Paper No. 26-8
Presentation Time: 10:35 AM
HOLOCENE SEDIMENT VOLUME DETERMINED BY GROUND-PENETRATING RADAR AND SIDESCAN SONAR IN MAINE, USA
Estimates of post-glacial sediment transport volume can be useful when investigating watershed-scale denudation in formerly glaciated landscapes. In New England, anthropogenic activities such as forestry, farming, and construction of transportation and water management infrastructure, have further altered the near-surface sediment record. Unfortunately, these surface dynamics are difficult to constrain, both in space and time. Rate analogs used to estimate erosion and deposition in New England have typically been derived from lake bottom sediment cores. Reliance on core records assumes that derived sedimentation rates are representative of rates across the broader lake-bottom, despite being only a single point measurement.
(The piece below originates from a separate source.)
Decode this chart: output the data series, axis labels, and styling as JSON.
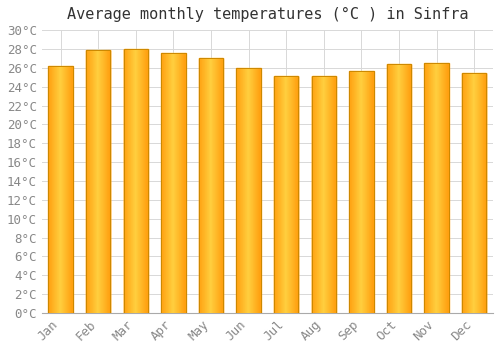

Geophysical surveys suggest that this assumption can be highly erroneous and unrepresentative of the entire lacustrine geological record. Herein, we conducted ground-penetrating radar (GPR) and side-scan sonar (SSS) surveys of multiple lakes in Maine, which are representative of different basin types, to estimate sedimentation rates and volumes since Laurentide retreat. Subsequent age constraints from cores on multiple GPR-imaged horizons could be used to refine estimates of sedimentation rate change caused by evolving physical, biological, and chemical processes that control erosion, transport, and re-deposition. This presentation will provide a summary of GPR and SSS data collection methods, assumptions and limitations, structural and surficial interpretations, key findings from multiple lake basins, and the story they tell of upland denudation from the last deglaciation through human alteration of Maine.